Conversing with Data: The Impact of Generative AI on Business Intelligence
Conversational business intelligence (BI) marks the latest effort to break the analytics bottleneck and help companies make more data-driven decisions. This emerging technology uses generative artificial intelligence (GenAI) to guide and automate the various tasks of business intelligence through a chatbot. Most major BI tools now include conversational BI chatbots; an Eckerson Group survey shows a third of data practitioners already use them. When implemented well, conversational BI can make power users (i.e., data analysts and scientists) more productive and help casual users (i.e., data consumers and explorers) serve themselves.
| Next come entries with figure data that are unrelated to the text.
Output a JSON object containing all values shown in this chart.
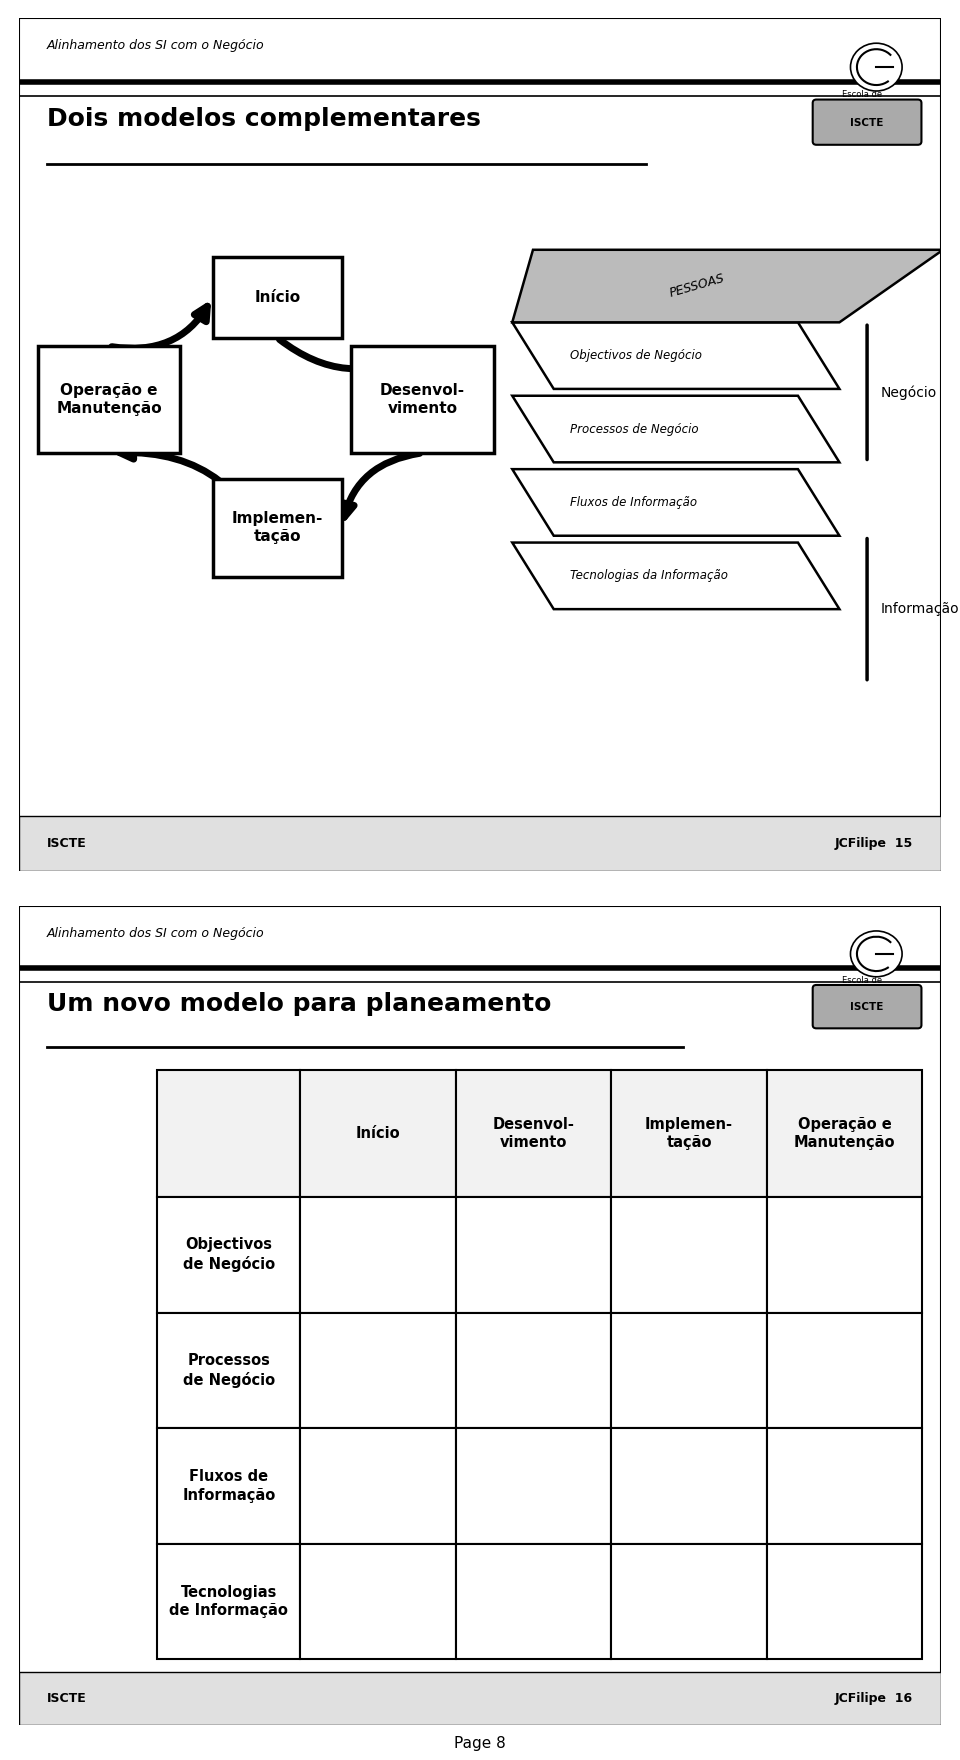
{
  "slide1": {
    "subtitle": "Alinhamento dos SI com o Negócio",
    "title": "Dois modelos complementares",
    "footer_left": "ISCTE",
    "footer_right": "JCFilipe  15"
  },
  "slide2": {
    "subtitle": "Alinhamento dos SI com o Negócio",
    "title": "Um novo modelo para planeamento",
    "footer_left": "ISCTE",
    "footer_right": "JCFilipe  16",
    "col_headers": [
      "Início",
      "Desenvol-\nvimento",
      "Implemen-\ntação",
      "Operação e\nManutenção"
    ],
    "row_headers": [
      "Objectivos\nde Negócio",
      "Processos\nde Negócio",
      "Fluxos de\nInformação",
      "Tecnologias\nde Informação"
    ]
  },
  "page_label": "Page 8",
  "bg_color": "#ffffff"
}
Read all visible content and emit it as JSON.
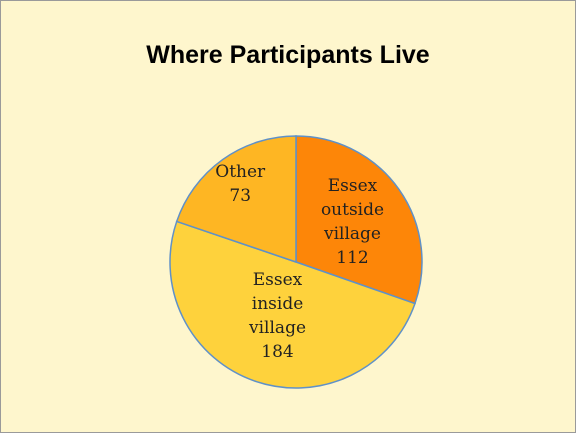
{
  "chart_data": {
    "type": "pie",
    "title": "Where Participants Live",
    "categories": [
      "Essex outside village",
      "Essex inside village",
      "Other"
    ],
    "values": [
      112,
      184,
      73
    ],
    "colors": [
      "#fd8608",
      "#fed23c",
      "#feb623"
    ]
  }
}
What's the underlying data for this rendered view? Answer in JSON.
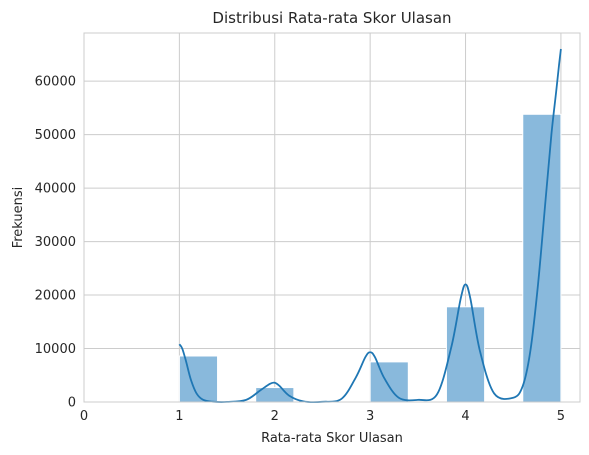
{
  "chart_data": {
    "type": "bar",
    "title": "Distribusi Rata-rata Skor Ulasan",
    "xlabel": "Rata-rata Skor Ulasan",
    "ylabel": "Frekuensi",
    "xlim": [
      0,
      5.2
    ],
    "ylim": [
      0,
      69000
    ],
    "xticks": [
      "0",
      "1",
      "2",
      "3",
      "4",
      "5"
    ],
    "yticks": [
      "0",
      "10000",
      "20000",
      "30000",
      "40000",
      "50000",
      "60000"
    ],
    "grid": true,
    "bars": [
      {
        "x0": 1.0,
        "x1": 1.4,
        "value": 8600
      },
      {
        "x0": 1.8,
        "x1": 2.2,
        "value": 2700
      },
      {
        "x0": 3.0,
        "x1": 3.4,
        "value": 7500
      },
      {
        "x0": 3.8,
        "x1": 4.2,
        "value": 17800
      },
      {
        "x0": 4.6,
        "x1": 5.0,
        "value": 53800
      }
    ],
    "kde": {
      "x": [
        1.0,
        1.03,
        1.07,
        1.12,
        1.18,
        1.25,
        1.35,
        1.5,
        1.7,
        1.85,
        1.95,
        2.0,
        2.05,
        2.15,
        2.3,
        2.5,
        2.7,
        2.85,
        2.95,
        3.0,
        3.05,
        3.15,
        3.3,
        3.5,
        3.7,
        3.85,
        3.95,
        4.0,
        4.05,
        4.15,
        4.3,
        4.5,
        4.6,
        4.68,
        4.76,
        4.84,
        4.9,
        4.95,
        4.98,
        5.0
      ],
      "y": [
        10800,
        10000,
        7600,
        4200,
        1600,
        400,
        60,
        20,
        400,
        2200,
        3400,
        3600,
        3000,
        1200,
        120,
        40,
        600,
        4600,
        8400,
        9300,
        8400,
        4400,
        800,
        400,
        1400,
        10200,
        19400,
        22000,
        19400,
        9600,
        1600,
        800,
        3000,
        9600,
        22000,
        38000,
        50000,
        58000,
        63000,
        66000
      ]
    },
    "colors": {
      "bar": "#89b9dc",
      "bar_edge": "#ffffff",
      "line": "#1f77b4",
      "grid": "#cccccc",
      "frame": "#cccccc",
      "bg": "#ffffff"
    }
  }
}
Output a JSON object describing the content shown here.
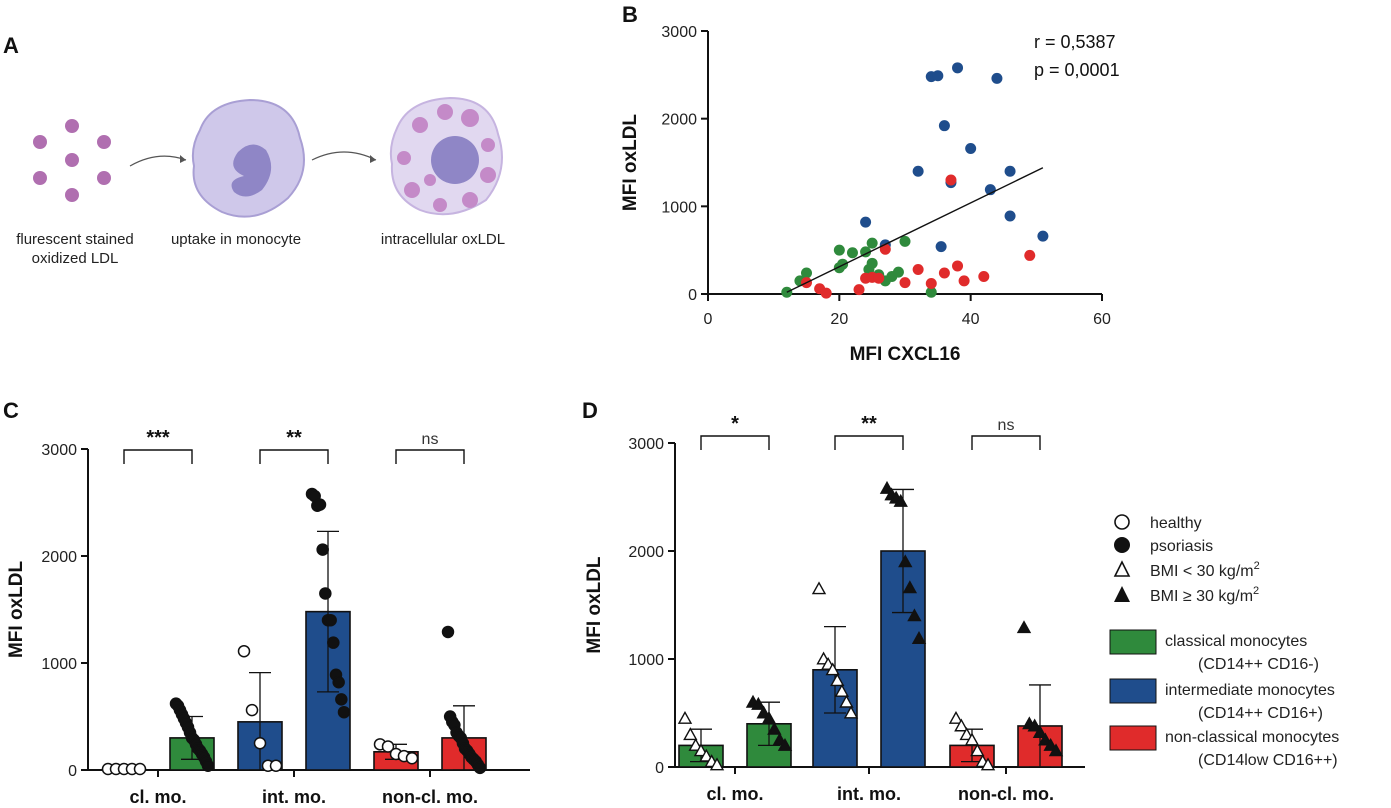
{
  "colors": {
    "green": "#2f8a3c",
    "blue": "#1f4d8c",
    "red": "#e02b2b",
    "black": "#111111",
    "lavender": "#cfc8ea",
    "purple": "#b06fb0"
  },
  "panel_a": {
    "label": "A",
    "captions": [
      "flurescent stained",
      "oxidized LDL",
      "uptake in monocyte",
      "intracellular oxLDL"
    ]
  },
  "chart_data": [
    {
      "id": "B",
      "type": "scatter",
      "panel_label": "B",
      "xlabel": "MFI CXCL16",
      "ylabel": "MFI oxLDL",
      "xlim": [
        0,
        60
      ],
      "ylim": [
        0,
        3000
      ],
      "xticks": [
        0,
        20,
        40,
        60
      ],
      "yticks": [
        0,
        1000,
        2000,
        3000
      ],
      "annotations": [
        "r = 0,5387",
        "p = 0,0001"
      ],
      "regression": {
        "x": [
          12,
          51
        ],
        "y": [
          20,
          1440
        ]
      },
      "series": [
        {
          "name": "classical monocytes",
          "color": "#2f8a3c",
          "x": [
            12,
            14,
            15,
            20,
            20.5,
            22,
            24,
            24.5,
            25,
            26,
            27,
            28,
            29,
            30,
            34,
            20,
            25
          ],
          "y": [
            20,
            150,
            240,
            500,
            340,
            470,
            480,
            280,
            580,
            220,
            150,
            200,
            250,
            600,
            20,
            300,
            350
          ]
        },
        {
          "name": "intermediate monocytes",
          "color": "#1f4d8c",
          "x": [
            24,
            27,
            32,
            34,
            35,
            36,
            37,
            38,
            40,
            43,
            44,
            46,
            46,
            51,
            35.5
          ],
          "y": [
            820,
            560,
            1400,
            2480,
            2490,
            1920,
            1270,
            2580,
            1660,
            1190,
            2460,
            1400,
            890,
            660,
            540
          ]
        },
        {
          "name": "non-classical monocytes",
          "color": "#e02b2b",
          "x": [
            15,
            17,
            18,
            23,
            24,
            25,
            27,
            30,
            32,
            34,
            36,
            37,
            38,
            39,
            42,
            49,
            26
          ],
          "y": [
            130,
            60,
            10,
            50,
            180,
            190,
            510,
            130,
            280,
            120,
            240,
            1300,
            320,
            150,
            200,
            440,
            180
          ]
        }
      ]
    },
    {
      "id": "C",
      "type": "bar",
      "panel_label": "C",
      "ylabel": "MFI oxLDL",
      "ylim": [
        0,
        3000
      ],
      "yticks": [
        0,
        1000,
        2000,
        3000
      ],
      "categories": [
        "cl. mo.",
        "int. mo.",
        "non-cl. mo."
      ],
      "significance": [
        "***",
        "**",
        "ns"
      ],
      "bars": [
        {
          "group": 0,
          "cohort": "healthy",
          "color": "#ffffff",
          "value": 0,
          "sd": 0,
          "points": [
            0,
            0,
            0,
            0,
            0
          ]
        },
        {
          "group": 0,
          "cohort": "psoriasis",
          "color": "#2f8a3c",
          "value": 300,
          "sd": 200,
          "points": [
            620,
            600,
            560,
            520,
            480,
            440,
            400,
            350,
            300,
            280,
            240,
            200,
            180,
            150,
            120,
            80,
            40
          ]
        },
        {
          "group": 1,
          "cohort": "healthy",
          "color": "#1f4d8c",
          "value": 450,
          "sd": 460,
          "points": [
            1110,
            560,
            250,
            40,
            40
          ]
        },
        {
          "group": 1,
          "cohort": "psoriasis",
          "color": "#1f4d8c",
          "value": 1480,
          "sd": 750,
          "points": [
            2580,
            2560,
            2470,
            2480,
            2060,
            1650,
            1400,
            1400,
            1190,
            890,
            820,
            660,
            540
          ]
        },
        {
          "group": 2,
          "cohort": "healthy",
          "color": "#e02b2b",
          "value": 170,
          "sd": 70,
          "points": [
            240,
            220,
            150,
            130,
            110
          ]
        },
        {
          "group": 2,
          "cohort": "psoriasis",
          "color": "#e02b2b",
          "value": 300,
          "sd": 300,
          "points": [
            1290,
            500,
            450,
            420,
            350,
            320,
            300,
            250,
            200,
            180,
            150,
            120,
            100,
            80,
            50,
            20
          ]
        }
      ]
    },
    {
      "id": "D",
      "type": "bar",
      "panel_label": "D",
      "ylabel": "MFI oxLDL",
      "ylim": [
        0,
        3000
      ],
      "yticks": [
        0,
        1000,
        2000,
        3000
      ],
      "categories": [
        "cl. mo.",
        "int. mo.",
        "non-cl. mo."
      ],
      "significance": [
        "*",
        "**",
        "ns"
      ],
      "bars": [
        {
          "group": 0,
          "cohort": "BMI < 30",
          "color": "#2f8a3c",
          "value": 200,
          "sd": 150,
          "points": [
            450,
            300,
            200,
            150,
            100,
            50,
            20
          ]
        },
        {
          "group": 0,
          "cohort": "BMI >= 30",
          "color": "#2f8a3c",
          "value": 400,
          "sd": 200,
          "points": [
            600,
            580,
            500,
            450,
            350,
            250,
            200
          ]
        },
        {
          "group": 1,
          "cohort": "BMI < 30",
          "color": "#1f4d8c",
          "value": 900,
          "sd": 400,
          "points": [
            1650,
            1000,
            950,
            900,
            800,
            700,
            600,
            500
          ]
        },
        {
          "group": 1,
          "cohort": "BMI >= 30",
          "color": "#1f4d8c",
          "value": 2000,
          "sd": 570,
          "points": [
            2580,
            2520,
            2490,
            2460,
            1900,
            1660,
            1400,
            1190
          ]
        },
        {
          "group": 2,
          "cohort": "BMI < 30",
          "color": "#e02b2b",
          "value": 200,
          "sd": 150,
          "points": [
            450,
            380,
            300,
            250,
            150,
            50,
            20
          ]
        },
        {
          "group": 2,
          "cohort": "BMI >= 30",
          "color": "#e02b2b",
          "value": 380,
          "sd": 380,
          "points": [
            1290,
            400,
            380,
            320,
            250,
            200,
            150
          ]
        }
      ]
    }
  ],
  "legend": {
    "markers": [
      {
        "label": "healthy",
        "marker": "open-circle"
      },
      {
        "label": "psoriasis",
        "marker": "filled-circle"
      },
      {
        "label": "BMI < 30 kg/m",
        "sup": "2",
        "marker": "open-triangle"
      },
      {
        "label": "BMI ≥  30 kg/m",
        "sup": "2",
        "marker": "filled-triangle"
      }
    ],
    "cell_types": [
      {
        "label": "classical monocytes",
        "sub": "(CD14++ CD16-)",
        "color": "#2f8a3c"
      },
      {
        "label": "intermediate monocytes",
        "sub": "(CD14++ CD16+)",
        "color": "#1f4d8c"
      },
      {
        "label": "non-classical monocytes",
        "sub": "(CD14low CD16++)",
        "color": "#e02b2b"
      }
    ]
  }
}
GenAI does introduce risks—including accuracy, topic drift, and compliance—that can undermine the value of conversational BI. To overcome these risks and deliver the benefits of productivity and self-service, a conversational BI tool must be intuitive, accurate, consistent, secure, and open. Tools that meet these requirements support the following use cases:
> For power users, they guide code development, generate and debug code, explain and document code, generate schema descriptions, evaluate GenAI outputs, and create predictive features.
> For casual users, they recommend reports, generate insights, explain insights, explain predictive models, and activate functions.
Eckerson Group recommends that companies take these steps to address the opportunity of conversational BI:
> Start with power users. Data analysts and data scientists should be your primary early adopters because they have the motivation and knowledge needed to break the analytics bottleneck.
> Move on to casual users. Once your power users have experience and confidence with conversational BI, they can identify tasks to push back to casual users.
> Govern. Govern. Govern. Train power users and casual users alike to carefully inspect the outputs of these chatbots and help enforce data governance policies.